The bailouts made significant profits for the Federal Government. We learned last week in the President’s press conference that the auto bailout loans were all paid back and the U.S. government made a profit of $15 billion. Now we learn that the government ultimately made a $22.7 billion profit on baling out A.I.G. too. The bailout loans (I am not calling them bailouts alone because that implies handouts were given and not paid back) were mighty unpopular, but they were the correct policy.
“He’s going down a checklist of thorny, longstanding problems, and he’s doing whatever he can to tackle them. These are things that have been tearing at us for decades and generations. My sense is his feeling is, I’m not going to leave office without doing everything I can to stop them.” — David Axelrod, quoted by the New York Times, on President Obama’s recent actions.
Jonathan Chait examines the pro-torture mindset. He contends that “admiration for the methods used by totalitarian states is … embedded in the torture program created by the Bush administration.” It explains their evilness, and also their admiration for Vladimir Putin.
Three decades ago, right-wing French intellectual Jean-François Revel published a call to arms entitled How Democracies Perish, which quickly became a key text of the neoconservative movement and an ideological blueprint for the Reagan administration. Revel argued that the Soviet Union’s brutality and immunity from internal criticism gave it an inherent advantage over the democratic West — the United States and Europe were too liberal, too open, too humane, too soft to defeat the resolute men of the Iron Curtain.
“Unlike the Western leadership, which is tormented by remorse and a sense of guilt,” wrote Revel, “Soviet leaders’ consciences are perfectly clear, which allows them to use brute force with utter serenity both to preserve their power at home and to extend it abroad.” Even though Revel’s prediction that the Soviet Union would outlast the West was falsified within a few years, conservatives continue to tout its wisdom. And even as Revel’s name has faded further into the backdrop, recent events have revealed the continuing influence of his ideas.
So these fascists (and that is what they are) looked at the Soviet Union, which they supposedly hated so much because they were communist, as compared to Western Democratic Civilization, and they admired the Soviet Union. Because they admired the fascism. They admired the police state. They admired the lack of dissent. The lack of chaos always present in a free society.

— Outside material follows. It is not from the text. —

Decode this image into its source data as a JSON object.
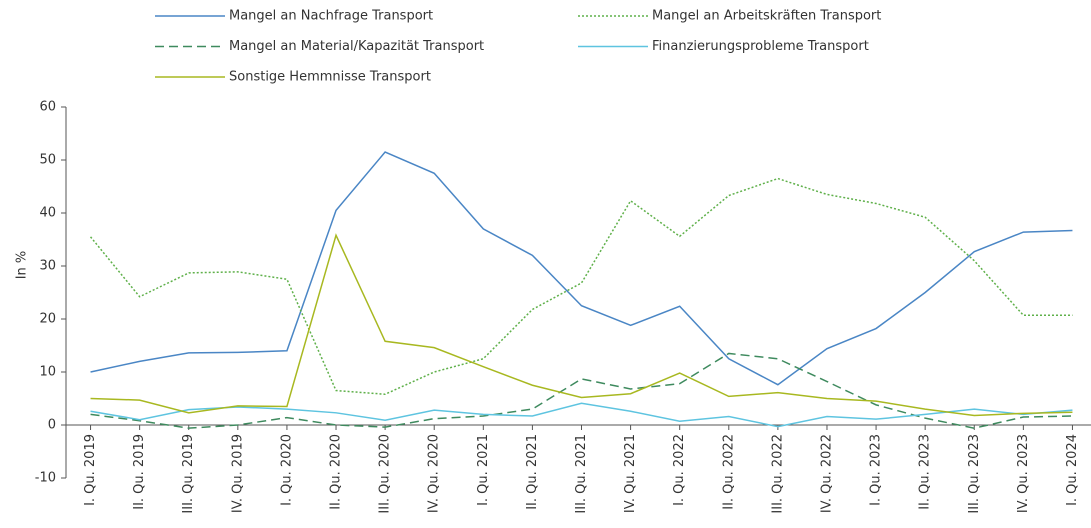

Kevin Drum takes a look at what the President’s recent moves mean for next year:
All of these things are worthwhile in their own right, of course, but there’s a political angle to all of them as well: they seriously mess with Republican heads. GOP leaders had plans for January, but now they may or may not be able to do much about them. Instead, they’re going to have to deal with enraged tea partiers insisting that they spend time trying to repeal Obama’s actions. They can’t, of course, but they have to show that they’re trying. So there’s a good chance that they’ll spend their first few months in semi-chaos, responding to Obama’s provocations instead of working on their own agenda.
Case in point: Congressional Republicans are now going to have to spend significant time and energy in a Cold War battle with Obama over Cuba policy–one that is likely to end in failure, and that appeals only to a sliver of the U.S. population.
After all the interminable stuff we heard in 2014 about the Great Big Adult Republicans getting control over the unruly Tea Folk, I think we’ll find that Boehner and McConnell aren’t going to easily restrain conservatives with so much chum in the water. The provocation to a feeding frenzy is just becoming way too overpowering.
Greg Sargent also makes the case that Obama’s actions are laying the groundwork for a 2016 campaign that places the Democratic candidate (Hillary Clinton) on the right side of history and looking toward the future, and the Republican candidates on the wrong side and stuck in the past.